Hinter dem riesigen Manne, der in tiefem Ernste über den Tafeln kniet, steht auf einem Granitstück, ohne daß er es ahnt, das prästabilierte Jesuskind, unbekleidet, und schaut, die Händchen auf dem Rücken, dem gewaltigen Steinmetzen ebenso ernsthaft zu. Ich hatte, weil es sich nur um einen ersten Entwurf handelte, die Figuren selbst erschaffen, so gut ich es vermocht, was sie der Epoche der Erdrevolutionen noch näher rückte. Da der Moses mit den Strahlenhörnern und das Kind mit der Glorie versehen waren, so erkannte Lys zu meiner Genugtuung sofort den Gegenstand, rief aber gleich darauf: »Da ist der Schlüssel! Wir haben also einen Spiritualisten vor uns, einen, der die Welt aus dem Nichts hervorbringt! Sie glauben wahrscheinlich heftig an Gott?«

»Allerdings«, sagte ich, neugierig zu wissen, wo er hinaus wolle; Erikson aber unterbrach uns, indem er zu Lys gewendet sagte: »Lieber Freund! Plagen Sie sich doch nicht immer mit der Ausreutung des lieben Gottes! Sie machen es sich wahrhaftig saurer als der ärgste Fanatiker mit der Einpflanzung desselben!«

»Ruhig, Indifferentist!« versetzte Lys und fuhr fort: »Da haben wir es also! Sie wollen sich nicht auf die Natur, sondern allein auf den Geist verlassen, weil der Geist Wunder tut und nicht arbeitet! Der Spiritualismus ist diejenige Arbeitsscheu, welche aus Mangel an Einsicht und Gleichgewicht der Erfahrung hervorgeht und den Fleiß des wirklichen Lebens durch Wundertätigkeit ersetzen, aus Steinen Brot machen will, anstatt zu ackern, zu säen, das Wachstum der Ähren abzuwarten, zu schneiden, zu dreschen, mahlen und backen. Das Herausspinnen einer fingierten, künstlichen, allegorischen Welt aus der Erfindungskraft, mit Umgehung der guten Natur, ist eben nichts anderes, als jene Arbeitsscheu; und wenn Romantiker und Allegoristen aller Art den ganzen Tag schreiben, dichten, malen und operieren, so ist dies alles nur Trägheit gegenüber derjenigen Tätigkeit, welche nichts anderes ist als das notwendige und gesetzliche Wachstum der Dinge. Alles Schaffen aus dem Notwendigen heraus ist Leben und Mühe, die sich selbst verzehren, wie im Blühen das Vergehen schon herannaht; dies Erblühen ist die wahre Arbeit und der wahre Fleiß; sogar eine simple Rose muß vom Morgen bis zum Abend tapfer dabei sein mit ihrem ganzen Korpus und hat zum Lohne das Welken. Dafür ist sie aber eine wahrhaftige Rose gewesen!«

Da ich ihn nur halb verstand, indem ich doch glaubte gearbeitet zu haben, so sagte ich ihm dies.

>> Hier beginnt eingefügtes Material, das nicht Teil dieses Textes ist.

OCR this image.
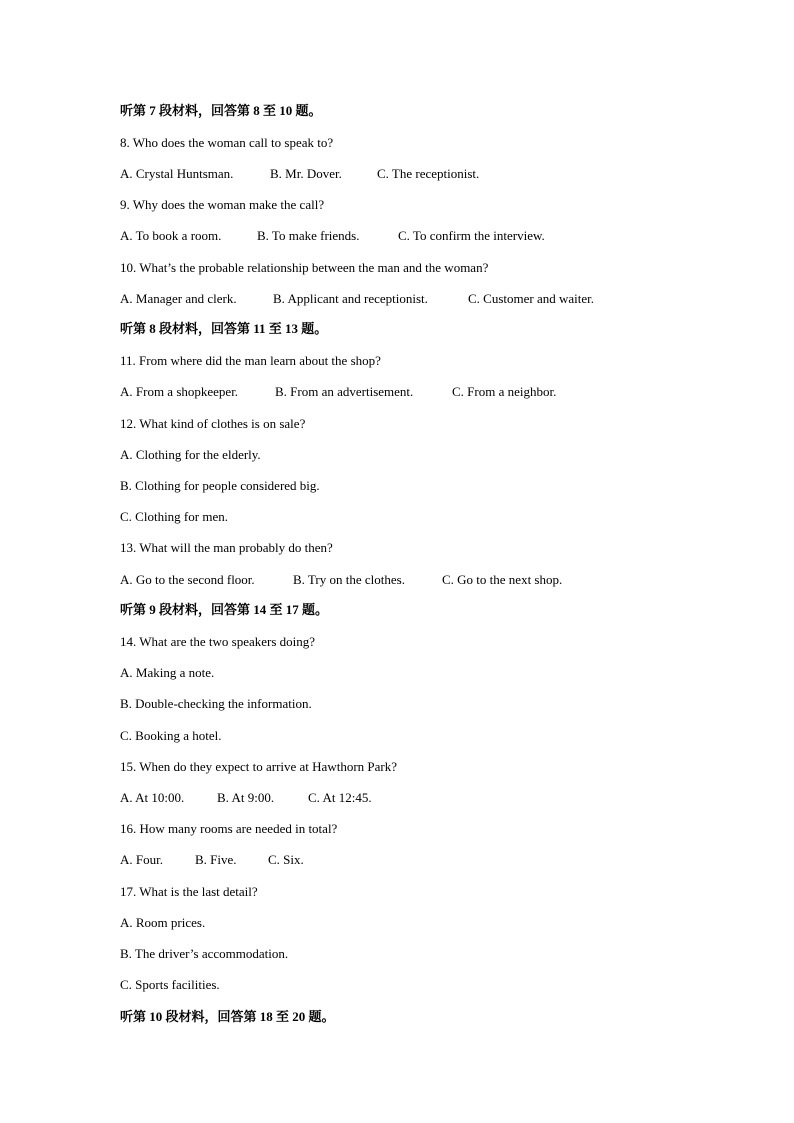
听第 7 段材料，回答第 8 至 10 题。
8. Who does the woman call to speak to?
A. Crystal Huntsman.	B. Mr. Dover.	C. The receptionist.
9. Why does the woman make the call?
A. To book a room.	B. To make friends.	C. To confirm the interview.
10. What’s the probable relationship between the man and the woman?
A. Manager and clerk.	B. Applicant and receptionist.	C. Customer and waiter.
听第 8 段材料，回答第 11 至 13 题。
11. From where did the man learn about the shop?
A. From a shopkeeper.	B. From an advertisement.	C. From a neighbor.
12. What kind of clothes is on sale?
A. Clothing for the elderly.
B. Clothing for people considered big.
C. Clothing for men.
13. What will the man probably do then?
A. Go to the second floor.	B. Try on the clothes.	C. Go to the next shop.
听第 9 段材料，回答第 14 至 17 题。
14. What are the two speakers doing?
A. Making a note.
B. Double-checking the information.
C. Booking a hotel.
15. When do they expect to arrive at Hawthorn Park?
A. At 10:00.	B. At 9:00.	C. At 12:45.
16. How many rooms are needed in total?
A. Four. B. Five. C. Six.
17. What is the last detail?
A. Room prices.
B. The driver’s accommodation.
C. Sports facilities.
听第 10 段材料，回答第 18 至 20 题。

»Das geht so zu«, antwortete er, »die geognostische Landschaft, die Sie darstellen wollen, haben Sie nie gesehen und werden Sie, ich will wetten, auch niemals sehen. Dahinein setzen Sie zwei Figuren, mit denen Sie teils die Schöpfungsgeschichte und den Schöpfer feiern, teils aber ironisieren; das ist ein gutes Epigramm, aber keine Malerei; und endlich könnten Sie, wie man wohl sieht, die Figuren, wenigstens jetzt, gar nicht selbst ausführen, ihnen folglich nicht diejenige Bedeutung geben, die Sie sich geistreich denken; folglich stehen Sie mit dem ganzen Handel in der Luft; es ist ein Spiel und keine Arbeit! Nun aber genug hievon, und lassen Sie sich sagen, daß ich meine Predigt nicht gegen Sie, sondern gegen die ganze Gattung richte; denn an sich betrachtet, machen mir Ihre Sachen schon deswegen Vergnügen, weil sie einen Kontrast zu den meinigen bilden. Wir sind allzumal dualistische Tröpfe, wir mögen es anfangen, wie wir wollen. Was haben Sie hier für einen Schädel, der war nie präpariert, kommt also aus der Erde?«

Er deutete auf den Schädel des Albertus Zwiehan, der in einer Ecke am Boden lag.

»Der gehörte auch einem Dualisten an in gewissem Sinne«, erwiderte ich und erzählte, indem wir fortgingen, mit einigen Worten die Geschichte von den zwei Weibern, zwischen denen jener hin und her gezogen worden. »Ich sag es ja!« lachte Lys, »nehmen wir uns in acht, daß wir nicht zwischen zwei Stühle fallen!«

Wir blieben bis tief in die Nacht alle drei beieinander und verabredeten, uns öfter zu treffen; was denn auch geschah, so daß wir bald gute Freunde und überall zusammen gesehen wurden.